When I finished the last page (after voraciously tearing through the book), it felt like I had even more respect for him than before. In some ways, it was like an American general’s Long Walk to Freedom.

And then February 5, 2003 happened. Powell took George W. Bush’s (i.e. Messrs. Cheney, Rumsfeld and Wolfowitz) case to sell the UN Security Council on the “evidence” that Iraq had biological weapons and had the “capability to rapidly produce more, many more.”

Everyone knew it was bullshit. What confounded pundits – almost like a star falling from the sky – was that it seemed as if you were watching a superhero succumb to the Dark Side. Except this wasn’t a movie. The U.S. was still thirsty for blood after 9/11 and you just knew this was going to turn into a blood bath.

Later, Powell would disclose in an interview that it was a “blot” on his service record and that “It will always be a part of my record. It was painful. It’s painful now.”

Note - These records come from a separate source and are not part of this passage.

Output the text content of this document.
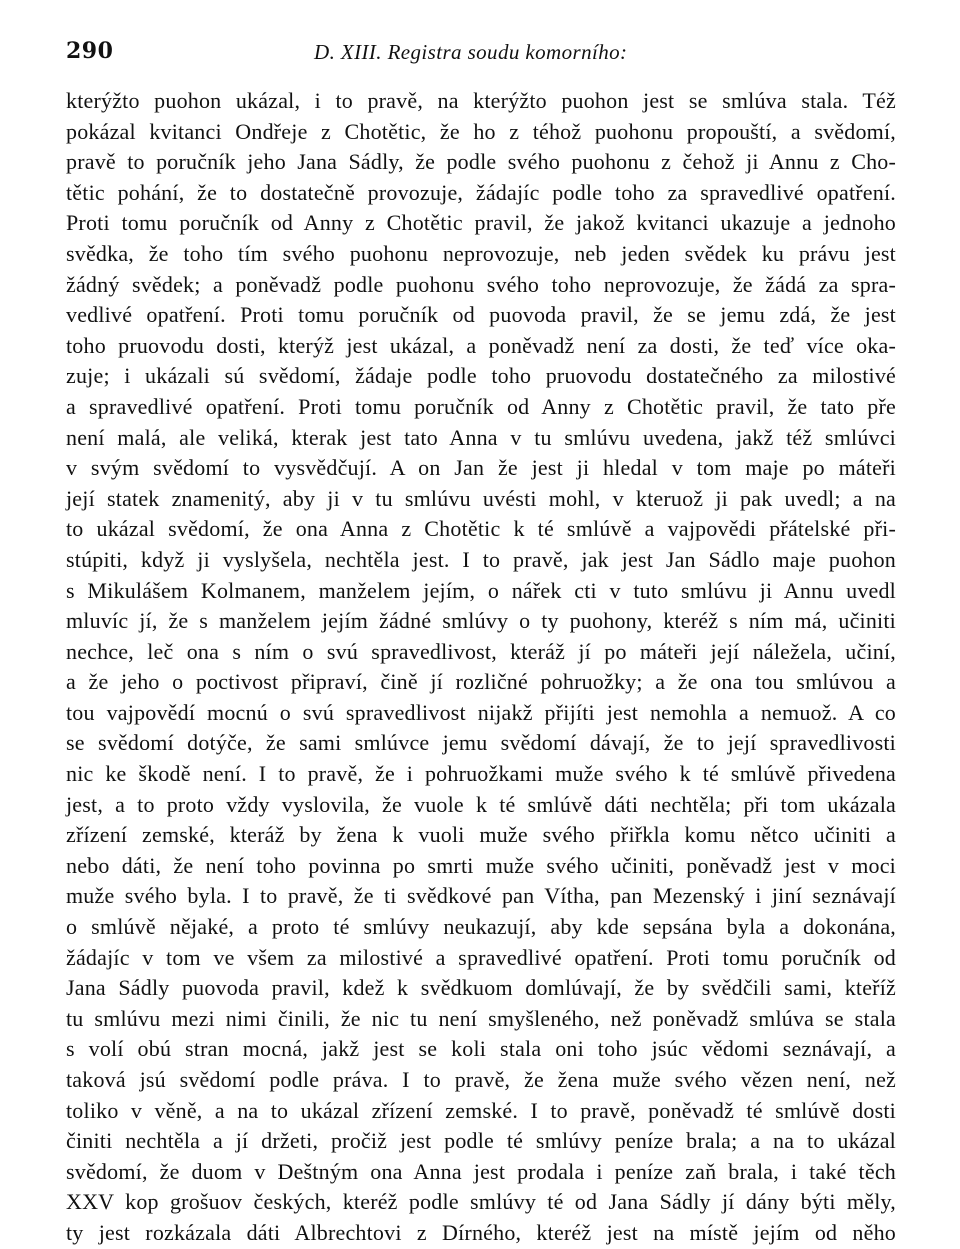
290	D. XIII. Registra soudu komorního:
kterýžto puohon ukázal, i to pravě, na kterýžto puohon jest se smlúva stala. Též
pokázal kvitanci Ondřeje z Chotětic, že ho z téhož puohonu propouští, a svědomí,
pravě to poručník jeho Jana Sádly, že podle svého puohonu z čehož ji Annu z Cho-
tětic pohání, že to dostatečně provozuje, žádajíc podle toho za spravedlivé opatření.
Proti tomu poručník od Anny z Chotětic pravil, že jakož kvitanci ukazuje a jednoho
svědka, že toho tím svého puohonu neprovozuje, neb jeden svědek ku právu jest
žádný svědek; a poněvadž podle puohonu svého toho neprovozuje, že žádá za spra-
vedlivé opatření. Proti tomu poručník od puovoda pravil, že se jemu zdá, že jest
toho pruovodu dosti, kterýž jest ukázal, a poněvadž není za dosti, že teď více oka-
zuje; i ukázali sú svědomí, žádaje podle toho pruovodu dostatečného za milostivé
a spravedlivé opatření. Proti tomu poručník od Anny z Chotětic pravil, že tato pře
není malá, ale veliká, kterak jest tato Anna v tu smlúvu uvedena, jakž též smlúvci
v svým svědomí to vysvědčují. A on Jan že jest ji hledal v tom maje po máteři
její statek znamenitý, aby ji v tu smlúvu uvésti mohl, v kteruož ji pak uvedl; a na
to ukázal svědomí, že ona Anna z Chotětic k té smlúvě a vajpovědi přátelské při-
stúpiti, když ji vyslyšela, nechtěla jest. I to pravě, jak jest Jan Sádlo maje puohon
s Mikulášem Kolmanem, manželem jejím, o nářek cti v tuto smlúvu ji Annu uvedl
mluvíc jí, že s manželem jejím žádné smlúvy o ty puohony, kteréž s ním má, učiniti
nechce, leč ona s ním o svú spravedlivost, kteráž jí po máteři její náležela, učiní,
a že jeho o poctivost připraví, čině jí rozličné pohruožky; a že ona tou smlúvou a
tou vajpovědí mocnú o svú spravedlivost nijakž přijíti jest nemohla a nemuož. A co
se svědomí dotýče, že sami smlúvce jemu svědomí dávají, že to její spravedlivosti
nic ke škodě není. I to pravě, že i pohruožkami muže svého k té smlúvě přivedena
jest, a to proto vždy vyslovila, že vuole k té smlúvě dáti nechtěla; při tom ukázala
zřízení zemské, kteráž by žena k vuoli muže svého přiřkla komu nětco učiniti a
nebo dáti, že není toho povinna po smrti muže svého učiniti, poněvadž jest v moci
muže svého byla. I to pravě, že ti svědkové pan Vítha, pan Mezenský i jiní seznávají
o smlúvě nějaké, a proto té smlúvy neukazují, aby kde sepsána byla a dokonána,
žádajíc v tom ve všem za milostivé a spravedlivé opatření. Proti tomu poručník od
Jana Sádly puovoda pravil, kdež k svědkuom domlúvají, že by svědčili sami, kteříž
tu smlúvu mezi nimi činili, že nic tu není smyšleného, než poněvadž smlúva se stala
s volí obú stran mocná, jakž jest se koli stala oni toho jsúc vědomi seznávají, a
taková jsú svědomí podle práva. I to pravě, že žena muže svého vězen není, než
toliko v věně, a na to ukázal zřízení zemské. I to pravě, poněvadž té smlúvě dosti
činiti nechtěla a jí držeti, pročiž jest podle té smlúvy peníze brala; a na to ukázal
svědomí, že duom v Deštným ona Anna jest prodala i peníze zaň brala, i také těch
XXV kop grošuov českých, kteréž podle smlúvy té od Jana Sádly jí dány býti měly,
ty jest rozkázala dáti Albrechtovi z Dírného, kteréž jest na místě jejím od něho
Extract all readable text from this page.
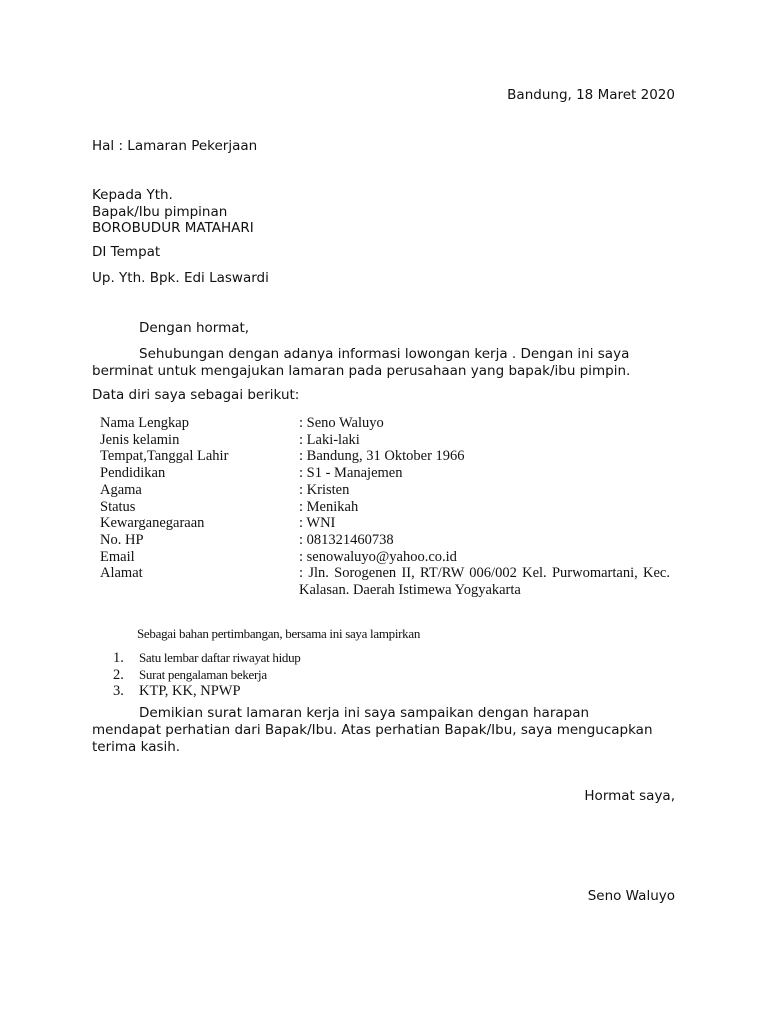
Bandung, 18 Maret 2020
Hal : Lamaran Pekerjaan
Kepada Yth.
Bapak/Ibu pimpinan
BOROBUDUR MATAHARI
DI Tempat
Up. Yth. Bpk. Edi Laswardi
Dengan hormat,
Sehubungan dengan adanya informasi lowongan kerja . Dengan ini saya berminat untuk mengajukan lamaran pada perusahaan yang bapak/ibu pimpin.
Data diri saya sebagai berikut:
Nama Lengkap	: Seno Waluyo
Jenis kelamin	: Laki-laki
Tempat,Tanggal Lahir	: Bandung, 31 Oktober 1966
Pendidikan	: S1 - Manajemen
Agama	: Kristen
Status	: Menikah
Kewarganegaraan	: WNI
No. HP	: 081321460738
Email	: senowaluyo@yahoo.co.id
Alamat	: Jln. Sorogenen II, RT/RW 006/002 Kel. Purwomartani, Kec. Kalasan. Daerah Istimewa Yogyakarta
Sebagai bahan pertimbangan, bersama ini saya lampirkan
1. Satu lembar daftar riwayat hidup
2. Surat pengalaman bekerja
3. KTP, KK, NPWP
Demikian surat lamaran kerja ini saya sampaikan dengan harapan mendapat perhatian dari Bapak/Ibu. Atas perhatian Bapak/Ibu, saya mengucapkan terima kasih.
Hormat saya,
Seno Waluyo
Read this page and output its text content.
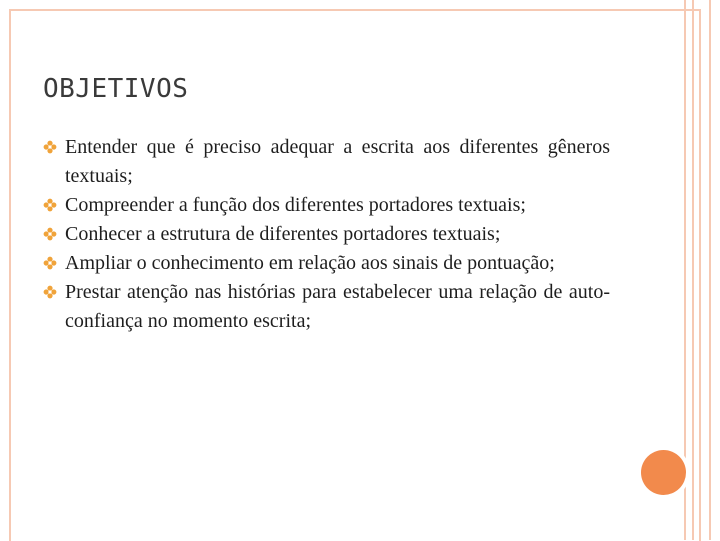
OBJETIVOS
Entender que é preciso adequar a escrita aos diferentes gêneros textuais;
Compreender a função dos diferentes portadores textuais;
Conhecer a estrutura de diferentes portadores textuais;
Ampliar o conhecimento em relação aos sinais de pontuação;
Prestar atenção nas histórias para estabelecer uma relação de auto-confiança no momento escrita;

But this blog is  (mostly) about books and literature, so let me finally get to my point. In reviewing some of my notes from My American Journey earlier today, something struck me, forcing me to read and reread this passage and wonder if this was not presaging the rise of today’s Trump Doctrine.

Per Mr. Powell:

Release facts slowly, behind  the pace at which they are already leaking out to the public. Don’t tell the whole story until forced to do so. Emphasize what went well, and euphemize what went wrong. Become indignant at any suggestion of poor judgement or mistakes. Disparage any facts other than your own. Accuse critics of Monday-morning generalship. Finally, accept general responsibility at the top, thus clearing everybody at fault below.”

What haunts me most about this passage is that he inadvertently set the table for Kellyanne Conway’s now infamous “alternative facts” comment, yet ends it with a true Powellism: If you drop the ball, don’t blame the quarterback.

Although Mr. Powell’s speech to the UN in 2003 will never be forgotten by students of history, it should not serve as a blemish on his remarkable career and his selfless service to his country. He’s just proof that in a politically charged climate, even the best of us can make mistakes.